1. The defendants in O.S.No. 1998/73 on the file of the 1st Additional District Munsif's Court, Chittoor are the petitioners in this revision petition.
2. While the plaintiff was being examined as P.W.1, he wanted to mark as exhibit, the certified copy of the Commissioner's report in O.S.No. 152/68 for which, the petitioners had objected to. The lower Court considered the said objection and overruled the same by its order dated 22-2-1991. Aggrieved by the said order, the petitioners have preferred this revision.
3. Sri K.V. Satyanarayana, learned Counsel for the Petitioners, submits that the Commissioner's report in an earlier suit, cannot ]be marked since it is neither a public document within the meaning of Section 74 of the Evidence Act, nor the Commissioner a public servant and the report is not a document prepared in discharge of his official duty. Elaborating this argument, the learned Counsel submits that the Commissioner appointed by a Court under a warrant issued by the Court is not a person performing public duty cast under any statute. In other words, the Commissioner is not appointed by virtue of the duty cast under a statute but, is appointed by the Officer of the Court. Therefore, the report can only be received as a private document and it cannot be branded as a public document.
4. The Lower Court in my view has rightly overruled the objection following the decision reported in M. Parvathaiah v. B.N. Reddy, 1987 (2) ALT 597. Justice Kodandaramayya, had an occasion to consider the scope of Sections 74 and 65 of the Evidence Act. In a well considered judgment in M. Parvathaiah v. B.N. Reddy, 1987 (2) ALT 597 the learned Judge observed as follows:-
" As the plaint and the written statement are not public documents in the sense that they are not prepared by a public officer and they cannot be said to form the acts of the officer but to the extent they form the records of acts of the public officer they are admissible by producing the certified copies to the extent of showing the existence and the condition of such documents within the meaning of Section 65 of the Evidence Act, though not their contents as envisaged by that Section. Hence the plaint and written statement are admissible to the extent of proving that a particular suit is filed against a particular individual and to show the proceedings between "the parties."

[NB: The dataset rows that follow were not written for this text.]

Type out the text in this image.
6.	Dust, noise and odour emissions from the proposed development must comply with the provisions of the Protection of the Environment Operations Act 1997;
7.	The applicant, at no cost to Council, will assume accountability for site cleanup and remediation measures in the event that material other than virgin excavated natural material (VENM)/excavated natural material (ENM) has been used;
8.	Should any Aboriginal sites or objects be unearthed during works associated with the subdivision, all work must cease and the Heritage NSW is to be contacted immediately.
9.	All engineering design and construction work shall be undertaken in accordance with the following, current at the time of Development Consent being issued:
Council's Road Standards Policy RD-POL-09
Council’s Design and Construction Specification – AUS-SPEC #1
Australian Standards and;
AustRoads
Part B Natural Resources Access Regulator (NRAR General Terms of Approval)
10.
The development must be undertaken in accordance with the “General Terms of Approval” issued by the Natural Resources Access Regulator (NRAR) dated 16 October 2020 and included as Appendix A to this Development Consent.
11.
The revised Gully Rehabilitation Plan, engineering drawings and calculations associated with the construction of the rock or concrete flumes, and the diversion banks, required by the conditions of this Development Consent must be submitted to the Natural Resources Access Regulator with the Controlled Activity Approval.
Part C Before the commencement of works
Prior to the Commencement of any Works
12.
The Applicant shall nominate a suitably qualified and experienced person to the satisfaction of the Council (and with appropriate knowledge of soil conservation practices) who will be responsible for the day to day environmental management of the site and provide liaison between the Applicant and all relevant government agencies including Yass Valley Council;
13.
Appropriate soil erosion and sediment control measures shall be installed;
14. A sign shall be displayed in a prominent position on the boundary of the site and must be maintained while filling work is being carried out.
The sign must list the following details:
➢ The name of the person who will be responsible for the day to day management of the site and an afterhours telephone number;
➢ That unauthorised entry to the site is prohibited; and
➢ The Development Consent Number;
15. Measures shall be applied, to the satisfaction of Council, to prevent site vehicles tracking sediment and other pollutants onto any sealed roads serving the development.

The learned Judge further observed that admission of certified copies of plaint and written statement are universally adopted for the purpose of contradicting the witness on his earlier statement. Therefore, when certified copy of plaint and written statement are held admissible, there should not be any difficulty in holding that the report filed by the Commissioner in an earlier suit is also admissible.
5. The admissibllity of a document as evidencing a transaction is different from admitting the document to prove the contents thereof. So far as the admissibility of a document as evidence of a transaction is concerned, anybody who obtained the certified copy of the said document can produce the same for the purpose of showing the said transaction and the document is admissible for that purpose. But, if the party wants to prove the contents, they can be proved by the author of the document. Therefore, if the Commissioner is not examined, the document would not become inadmissible as contended by the learned Counsel but the probative value of the report would be very weak.
6. Justice Kodandaramayya, in another decision reported in V. Satyavathi v. P. Venkataratnam, 1988 (1) ALT 915 observed as follows:-
"Hence it is seen if the truth of the contents itself is in issue the proof of document viz., proving the genuineness and contents by producing the same would not be sufficient to prove the truth of the contents of the document unless the writer of the document is examined. In the absence of such evidence, the contents only constitute hearsay evidence. However, it is not correct to say that the document is inadmissible in evidence. It may be relevant. Its probative value is very weak in the absence of the evidence of the author who wrote it."
7. In view of the decisions referred to above, I have no hesitation in holding that the report of the Commissioner is certainly admissible in evidence.
8. The learned counsel for the petitioners relied upon decision reported in Sarat Chandra v. Sarala Bala Ghosh, AIR 1928 Cal. 63 to show that the report and the map prepared by the Commissioner is examined and the decision reported in Ibrahim Beg v. Mt. Aziman, AIR 1936 Oudh 192 to show that the report the Commissioner does not fall within the purview of Section 35 of the Evidence Act and therefore, it is only a private document and like any other document, it should be proved only by examining the author of the report as a witness in the Courts.
9. It is true, those High Courts have taken a contrary view on the point. I respectfully follow the decisions of our High Court in preference to them.
10. For all these reasons, I hold that the order passed by the Court below, does not require interference. The Civil Revision Petition is devoid of merits and is accordingly, dismissed, but in the circumstances without costs.